By using reconstructed morphologies of pyramidal cells we built highly detailed electrical models and used them to simulate the currents flowing through the cell membrane as a response to a synaptic input. We combined a large number of these models and placed them inside a small cylinder to represent a cortical patch. By doing so, we could calculate the overall current source density (CSD) that is generated inside a patch when a specific type of synaptic input happens in many cells at the same time (e.g. inputs in a certain cortical layer). Once the CSD is obtained, we are no longer at the microscale level and we have moved to the mesoscale instead.

We used this approach to generate the CSD as a result of synaptic inputs onto each of the cortical layers. Since currents and voltages follow the superposition principle, these results can be used to obtain the equivalent CSD of any combination of synaptic inputs at the cortical layers over time. To do so, at any point in time, we can simply calculate the total CSD as a linear combination of the inputs into each of the cortical layers (using the aforementioned results).

Finally, the CSD of a cortical patch (or many of them) can be used, together with a suitable volume conduction model, to simulate any type of electrical recordings. Thus, moving to the macroscale world and finishing our journey through scales.

Bridging the gap between NMMs and physical models

One of the raw outputs that can be obtained from NMMs is the post-synaptic membrane perturbations associated with each of the neural populations. If we assume that these perturbations are proportional to their associated post-synaptic currents we can make a link between NMMs and the physical models. For that, we need to define the locations of the synaptic contacts (distribution over the cortical layers) and after that, we can use the results described in the previous section to calculate the CSD over time generated by the neural activity. 

Although the locations of the synaptic contacts are not explicitly defined in NMMs, every population in these models represents one or more cell types. Thus, it is possible to estimate the distribution of every synapse across the layers from the literature. In fact, in our study, we presented an example as a proof of concept of the use of the proposed framework. 

The example consists of a very simple Jansen-Rit model, for which we defined a synapse distribution for each pre-synaptic population going into the principal cell population based on the literature (see Figure 2 below). We used this model to simulate the CSD inside a cortical patch generated by the model’s activity.

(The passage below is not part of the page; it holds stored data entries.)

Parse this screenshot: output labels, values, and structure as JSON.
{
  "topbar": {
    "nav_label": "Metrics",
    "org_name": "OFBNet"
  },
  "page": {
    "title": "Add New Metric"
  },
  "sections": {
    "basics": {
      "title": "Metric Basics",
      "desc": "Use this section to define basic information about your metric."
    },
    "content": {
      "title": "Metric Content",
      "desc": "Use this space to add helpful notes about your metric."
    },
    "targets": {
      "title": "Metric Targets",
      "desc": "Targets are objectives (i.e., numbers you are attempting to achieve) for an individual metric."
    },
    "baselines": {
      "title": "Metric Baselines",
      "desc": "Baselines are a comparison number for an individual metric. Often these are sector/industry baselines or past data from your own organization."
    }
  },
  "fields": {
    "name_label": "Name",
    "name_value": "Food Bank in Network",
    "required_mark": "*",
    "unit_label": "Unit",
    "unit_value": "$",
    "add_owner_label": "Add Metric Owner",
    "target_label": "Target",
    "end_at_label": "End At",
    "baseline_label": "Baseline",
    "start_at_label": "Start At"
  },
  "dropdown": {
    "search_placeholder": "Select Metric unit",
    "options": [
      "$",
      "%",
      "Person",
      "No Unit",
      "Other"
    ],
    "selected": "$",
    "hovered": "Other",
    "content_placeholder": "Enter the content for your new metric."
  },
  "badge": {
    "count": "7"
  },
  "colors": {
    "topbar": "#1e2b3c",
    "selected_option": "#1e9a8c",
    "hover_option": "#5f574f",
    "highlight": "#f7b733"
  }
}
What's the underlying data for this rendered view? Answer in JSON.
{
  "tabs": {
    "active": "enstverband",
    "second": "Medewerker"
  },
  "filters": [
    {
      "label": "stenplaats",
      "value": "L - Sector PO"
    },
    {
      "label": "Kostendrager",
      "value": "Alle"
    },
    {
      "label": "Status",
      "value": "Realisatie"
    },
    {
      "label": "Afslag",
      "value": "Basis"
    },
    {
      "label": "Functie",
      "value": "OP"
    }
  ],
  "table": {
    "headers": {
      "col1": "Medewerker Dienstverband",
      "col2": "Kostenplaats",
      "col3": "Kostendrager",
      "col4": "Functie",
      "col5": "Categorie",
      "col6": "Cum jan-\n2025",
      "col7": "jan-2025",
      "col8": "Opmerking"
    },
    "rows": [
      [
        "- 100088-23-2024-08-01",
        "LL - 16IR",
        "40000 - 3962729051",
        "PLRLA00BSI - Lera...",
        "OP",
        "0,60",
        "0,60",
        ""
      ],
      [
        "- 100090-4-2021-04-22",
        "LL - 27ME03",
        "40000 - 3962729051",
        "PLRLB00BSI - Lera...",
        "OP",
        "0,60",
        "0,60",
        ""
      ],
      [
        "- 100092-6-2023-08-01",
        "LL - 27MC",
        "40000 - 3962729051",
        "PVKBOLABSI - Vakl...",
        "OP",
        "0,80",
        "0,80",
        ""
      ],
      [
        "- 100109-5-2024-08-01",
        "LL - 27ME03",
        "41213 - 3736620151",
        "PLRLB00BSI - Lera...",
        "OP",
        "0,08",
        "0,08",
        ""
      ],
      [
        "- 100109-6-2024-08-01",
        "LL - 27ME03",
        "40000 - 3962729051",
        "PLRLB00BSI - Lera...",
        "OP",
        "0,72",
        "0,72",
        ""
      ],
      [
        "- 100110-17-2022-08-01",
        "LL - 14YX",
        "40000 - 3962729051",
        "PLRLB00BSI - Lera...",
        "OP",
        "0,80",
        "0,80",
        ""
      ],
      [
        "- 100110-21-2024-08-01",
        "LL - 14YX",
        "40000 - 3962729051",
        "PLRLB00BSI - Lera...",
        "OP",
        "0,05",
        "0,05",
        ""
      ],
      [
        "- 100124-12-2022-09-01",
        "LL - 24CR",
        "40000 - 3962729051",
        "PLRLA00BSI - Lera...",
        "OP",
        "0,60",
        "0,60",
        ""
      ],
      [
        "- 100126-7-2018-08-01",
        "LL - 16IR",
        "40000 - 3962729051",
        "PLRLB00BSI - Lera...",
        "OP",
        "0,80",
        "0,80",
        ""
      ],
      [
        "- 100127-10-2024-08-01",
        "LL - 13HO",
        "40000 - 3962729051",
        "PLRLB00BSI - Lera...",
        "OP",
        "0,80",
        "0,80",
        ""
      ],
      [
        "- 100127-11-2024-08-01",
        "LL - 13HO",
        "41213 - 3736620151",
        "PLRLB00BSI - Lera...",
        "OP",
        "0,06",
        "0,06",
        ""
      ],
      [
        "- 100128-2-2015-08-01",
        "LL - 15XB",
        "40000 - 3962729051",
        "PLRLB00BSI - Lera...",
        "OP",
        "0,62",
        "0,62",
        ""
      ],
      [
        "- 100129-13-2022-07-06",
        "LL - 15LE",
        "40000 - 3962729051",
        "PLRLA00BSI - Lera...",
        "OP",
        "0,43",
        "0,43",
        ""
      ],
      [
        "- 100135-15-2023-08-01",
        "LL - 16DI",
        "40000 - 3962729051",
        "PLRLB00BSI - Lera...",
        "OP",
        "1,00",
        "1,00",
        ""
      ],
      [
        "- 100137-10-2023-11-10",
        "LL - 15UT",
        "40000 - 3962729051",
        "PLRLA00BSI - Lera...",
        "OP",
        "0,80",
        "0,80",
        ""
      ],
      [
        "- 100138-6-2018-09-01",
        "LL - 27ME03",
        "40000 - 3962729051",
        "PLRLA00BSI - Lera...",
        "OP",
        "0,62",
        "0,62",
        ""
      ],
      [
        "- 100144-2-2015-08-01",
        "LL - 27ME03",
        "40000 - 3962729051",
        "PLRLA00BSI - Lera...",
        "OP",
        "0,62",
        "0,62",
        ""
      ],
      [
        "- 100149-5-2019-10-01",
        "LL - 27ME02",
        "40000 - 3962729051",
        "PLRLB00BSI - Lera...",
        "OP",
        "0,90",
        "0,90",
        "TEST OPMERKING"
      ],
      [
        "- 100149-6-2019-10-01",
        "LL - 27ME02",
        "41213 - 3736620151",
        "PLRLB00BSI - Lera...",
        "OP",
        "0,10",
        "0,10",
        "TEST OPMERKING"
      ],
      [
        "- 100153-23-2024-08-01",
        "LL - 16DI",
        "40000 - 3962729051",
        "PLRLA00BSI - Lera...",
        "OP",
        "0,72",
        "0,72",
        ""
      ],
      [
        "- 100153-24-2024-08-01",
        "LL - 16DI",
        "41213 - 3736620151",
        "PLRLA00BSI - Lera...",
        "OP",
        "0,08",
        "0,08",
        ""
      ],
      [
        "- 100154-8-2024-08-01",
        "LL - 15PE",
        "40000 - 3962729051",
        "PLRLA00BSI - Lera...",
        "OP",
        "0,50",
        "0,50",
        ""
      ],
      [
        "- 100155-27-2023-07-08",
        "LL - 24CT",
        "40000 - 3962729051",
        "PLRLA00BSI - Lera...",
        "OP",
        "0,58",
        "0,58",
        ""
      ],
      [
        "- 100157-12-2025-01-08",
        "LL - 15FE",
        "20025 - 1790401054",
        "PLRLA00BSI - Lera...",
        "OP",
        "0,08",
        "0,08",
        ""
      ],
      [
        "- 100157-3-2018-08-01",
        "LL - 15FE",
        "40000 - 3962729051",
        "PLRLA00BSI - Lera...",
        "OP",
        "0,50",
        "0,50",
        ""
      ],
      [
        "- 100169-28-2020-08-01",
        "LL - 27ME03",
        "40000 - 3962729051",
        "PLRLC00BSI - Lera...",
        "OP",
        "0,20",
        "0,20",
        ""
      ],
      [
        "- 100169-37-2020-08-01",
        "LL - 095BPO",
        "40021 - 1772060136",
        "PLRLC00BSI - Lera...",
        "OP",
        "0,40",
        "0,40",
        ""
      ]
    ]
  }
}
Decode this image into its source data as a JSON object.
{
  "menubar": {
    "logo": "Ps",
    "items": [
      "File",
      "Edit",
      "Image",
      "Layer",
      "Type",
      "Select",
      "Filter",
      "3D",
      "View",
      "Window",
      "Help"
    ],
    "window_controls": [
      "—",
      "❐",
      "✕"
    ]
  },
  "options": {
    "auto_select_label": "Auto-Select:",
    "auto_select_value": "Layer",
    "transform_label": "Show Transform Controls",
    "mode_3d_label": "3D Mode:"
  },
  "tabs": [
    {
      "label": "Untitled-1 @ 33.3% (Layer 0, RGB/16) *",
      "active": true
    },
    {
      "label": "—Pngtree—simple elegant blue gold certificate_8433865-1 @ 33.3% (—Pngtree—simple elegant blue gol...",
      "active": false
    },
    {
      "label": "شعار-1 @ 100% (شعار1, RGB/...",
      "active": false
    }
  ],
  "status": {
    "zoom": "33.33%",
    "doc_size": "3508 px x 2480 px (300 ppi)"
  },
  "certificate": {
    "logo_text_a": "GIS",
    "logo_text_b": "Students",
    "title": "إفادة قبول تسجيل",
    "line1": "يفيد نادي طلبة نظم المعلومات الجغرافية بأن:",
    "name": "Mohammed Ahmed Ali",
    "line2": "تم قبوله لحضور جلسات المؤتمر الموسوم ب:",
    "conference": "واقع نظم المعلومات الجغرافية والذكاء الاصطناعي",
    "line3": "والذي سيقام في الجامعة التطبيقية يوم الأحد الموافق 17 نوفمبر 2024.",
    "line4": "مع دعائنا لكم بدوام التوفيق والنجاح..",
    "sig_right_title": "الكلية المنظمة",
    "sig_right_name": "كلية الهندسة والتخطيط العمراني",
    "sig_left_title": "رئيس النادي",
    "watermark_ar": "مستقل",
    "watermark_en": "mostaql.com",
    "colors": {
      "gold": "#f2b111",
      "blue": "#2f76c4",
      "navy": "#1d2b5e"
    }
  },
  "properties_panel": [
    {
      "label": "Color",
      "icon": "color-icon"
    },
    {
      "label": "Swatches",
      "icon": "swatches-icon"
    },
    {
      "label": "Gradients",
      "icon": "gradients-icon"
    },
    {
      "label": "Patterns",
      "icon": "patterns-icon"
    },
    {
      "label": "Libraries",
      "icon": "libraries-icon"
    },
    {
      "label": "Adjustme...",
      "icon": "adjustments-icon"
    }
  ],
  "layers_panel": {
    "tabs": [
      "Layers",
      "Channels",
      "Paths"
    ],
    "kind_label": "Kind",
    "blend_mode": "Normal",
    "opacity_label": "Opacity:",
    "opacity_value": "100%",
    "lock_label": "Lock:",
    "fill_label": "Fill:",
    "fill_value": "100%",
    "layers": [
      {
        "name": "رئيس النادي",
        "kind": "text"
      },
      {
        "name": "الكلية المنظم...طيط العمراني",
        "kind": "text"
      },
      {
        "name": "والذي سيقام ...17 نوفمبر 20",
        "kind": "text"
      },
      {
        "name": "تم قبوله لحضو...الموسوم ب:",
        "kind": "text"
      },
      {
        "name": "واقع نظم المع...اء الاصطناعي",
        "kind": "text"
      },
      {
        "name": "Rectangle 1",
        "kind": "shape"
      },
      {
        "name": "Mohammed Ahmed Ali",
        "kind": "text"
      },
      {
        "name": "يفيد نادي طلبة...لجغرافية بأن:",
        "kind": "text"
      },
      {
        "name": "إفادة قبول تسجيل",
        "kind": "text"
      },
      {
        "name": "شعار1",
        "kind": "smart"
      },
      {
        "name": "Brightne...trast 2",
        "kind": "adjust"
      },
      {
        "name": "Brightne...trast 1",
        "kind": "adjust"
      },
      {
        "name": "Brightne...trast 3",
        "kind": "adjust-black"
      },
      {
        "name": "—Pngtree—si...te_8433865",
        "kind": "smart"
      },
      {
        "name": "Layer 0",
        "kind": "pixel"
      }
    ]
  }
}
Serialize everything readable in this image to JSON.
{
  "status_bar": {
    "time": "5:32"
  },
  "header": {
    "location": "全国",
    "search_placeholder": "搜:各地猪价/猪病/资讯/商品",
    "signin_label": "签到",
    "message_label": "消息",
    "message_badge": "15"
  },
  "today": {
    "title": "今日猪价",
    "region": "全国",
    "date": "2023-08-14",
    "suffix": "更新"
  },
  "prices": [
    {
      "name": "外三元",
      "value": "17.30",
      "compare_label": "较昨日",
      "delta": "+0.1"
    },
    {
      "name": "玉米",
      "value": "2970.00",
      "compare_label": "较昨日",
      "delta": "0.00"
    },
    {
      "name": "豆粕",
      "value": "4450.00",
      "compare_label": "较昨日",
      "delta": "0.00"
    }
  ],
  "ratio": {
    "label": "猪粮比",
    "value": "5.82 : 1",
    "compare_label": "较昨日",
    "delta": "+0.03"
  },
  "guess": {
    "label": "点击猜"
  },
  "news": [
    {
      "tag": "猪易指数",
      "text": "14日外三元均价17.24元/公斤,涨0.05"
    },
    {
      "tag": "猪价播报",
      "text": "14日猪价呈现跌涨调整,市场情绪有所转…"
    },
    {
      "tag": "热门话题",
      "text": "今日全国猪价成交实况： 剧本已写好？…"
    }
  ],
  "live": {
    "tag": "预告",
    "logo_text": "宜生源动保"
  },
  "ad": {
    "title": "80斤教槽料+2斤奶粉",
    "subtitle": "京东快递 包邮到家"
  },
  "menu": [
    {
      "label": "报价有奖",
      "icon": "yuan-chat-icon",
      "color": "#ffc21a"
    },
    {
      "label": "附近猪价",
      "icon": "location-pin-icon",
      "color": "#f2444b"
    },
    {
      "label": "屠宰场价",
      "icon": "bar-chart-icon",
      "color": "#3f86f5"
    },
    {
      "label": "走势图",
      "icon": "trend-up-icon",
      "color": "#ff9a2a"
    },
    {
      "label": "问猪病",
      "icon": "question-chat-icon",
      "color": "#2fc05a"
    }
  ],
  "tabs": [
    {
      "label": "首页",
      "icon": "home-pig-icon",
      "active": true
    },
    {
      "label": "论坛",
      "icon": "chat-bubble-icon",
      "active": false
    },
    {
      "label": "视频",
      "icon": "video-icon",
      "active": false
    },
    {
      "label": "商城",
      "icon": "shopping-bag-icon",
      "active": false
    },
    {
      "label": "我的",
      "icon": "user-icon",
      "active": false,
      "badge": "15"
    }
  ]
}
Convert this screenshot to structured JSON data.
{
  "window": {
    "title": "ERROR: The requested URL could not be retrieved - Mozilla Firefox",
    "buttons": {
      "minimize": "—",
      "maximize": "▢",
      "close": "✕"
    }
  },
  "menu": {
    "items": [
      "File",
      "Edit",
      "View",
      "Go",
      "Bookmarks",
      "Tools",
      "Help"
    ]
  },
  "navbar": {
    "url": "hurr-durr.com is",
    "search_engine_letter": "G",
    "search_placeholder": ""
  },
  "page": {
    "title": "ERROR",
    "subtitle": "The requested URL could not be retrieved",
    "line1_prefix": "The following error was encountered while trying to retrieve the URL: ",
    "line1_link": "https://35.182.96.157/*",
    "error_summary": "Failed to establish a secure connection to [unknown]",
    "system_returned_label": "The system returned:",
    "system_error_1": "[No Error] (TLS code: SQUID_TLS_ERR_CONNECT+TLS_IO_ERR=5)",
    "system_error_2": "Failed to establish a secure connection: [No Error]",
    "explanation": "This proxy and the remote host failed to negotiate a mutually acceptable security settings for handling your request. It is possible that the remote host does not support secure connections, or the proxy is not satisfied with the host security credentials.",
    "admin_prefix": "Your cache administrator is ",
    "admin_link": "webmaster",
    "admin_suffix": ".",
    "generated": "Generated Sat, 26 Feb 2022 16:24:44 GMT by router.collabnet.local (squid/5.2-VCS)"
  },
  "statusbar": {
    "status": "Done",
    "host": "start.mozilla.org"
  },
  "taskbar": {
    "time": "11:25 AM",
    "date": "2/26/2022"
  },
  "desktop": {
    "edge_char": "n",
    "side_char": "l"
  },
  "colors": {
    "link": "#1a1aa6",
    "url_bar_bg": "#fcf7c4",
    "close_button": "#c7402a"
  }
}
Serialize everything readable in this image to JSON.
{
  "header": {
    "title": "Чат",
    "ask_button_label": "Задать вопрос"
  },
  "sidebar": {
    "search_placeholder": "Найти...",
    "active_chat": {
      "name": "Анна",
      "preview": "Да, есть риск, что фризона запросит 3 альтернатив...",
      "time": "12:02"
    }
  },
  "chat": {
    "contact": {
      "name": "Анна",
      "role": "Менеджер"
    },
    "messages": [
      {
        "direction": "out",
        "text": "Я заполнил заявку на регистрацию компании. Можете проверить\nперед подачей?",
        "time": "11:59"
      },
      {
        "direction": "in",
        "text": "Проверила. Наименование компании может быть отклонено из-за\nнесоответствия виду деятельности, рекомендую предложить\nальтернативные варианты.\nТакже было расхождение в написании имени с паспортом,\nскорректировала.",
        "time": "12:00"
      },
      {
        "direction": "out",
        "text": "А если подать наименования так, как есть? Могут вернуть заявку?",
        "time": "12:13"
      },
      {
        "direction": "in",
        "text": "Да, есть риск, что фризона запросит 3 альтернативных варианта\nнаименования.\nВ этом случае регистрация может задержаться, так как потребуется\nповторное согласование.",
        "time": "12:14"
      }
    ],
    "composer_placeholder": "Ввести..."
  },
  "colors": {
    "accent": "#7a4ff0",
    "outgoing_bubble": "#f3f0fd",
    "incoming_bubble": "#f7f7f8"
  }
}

Simulating electrophysiological recordings from NMMs Figure 2
Figure 2: Example of application of the proposed framework: a) Probability distribution of the synaptic contacts on the pyramidal cell from the different pre-synaptic populations in a Jansen-Rit model. The thickness of the lines is proportional to the probability of contact at each layer. b) CSD as a function of depth over time obtained by simulating the model with the synapse distribution in a). c) Electrical recordings generated with the model using different proxies: the pyramidal cell membrane potential from the NMM, the equivalent current dipole of the CSD in b), and a simulated bipolar SEEG recording using the CSD in b).

Figure 2b displays the CSD over time as a function of depth. Given that sinks and sources can originate either from a synaptic input or by their associated return currents, even in such a simple scenario the interpretation of the currents in the different layers are quite ambiguous.

From CSD to electrophysiological recordings

We then used the simulated CSD to calculate the equivalent dipole strength over time (the signal that would be “seen” by a scalp EEG electrode from this cortical patch). The same distribution was also used to simulate a bipolar SEEG recording inside the cortical patch. These results, together with the membrane potential over time at the principal cell population are shown in Figure 2c. It is very interesting to note how the membrane potential from the NMM, the dipole moment, and the SEEG signal, despite showing the same patterns, all look slightly different. This highlights the importance of using the right physical models when simulating electrophysiological recordings.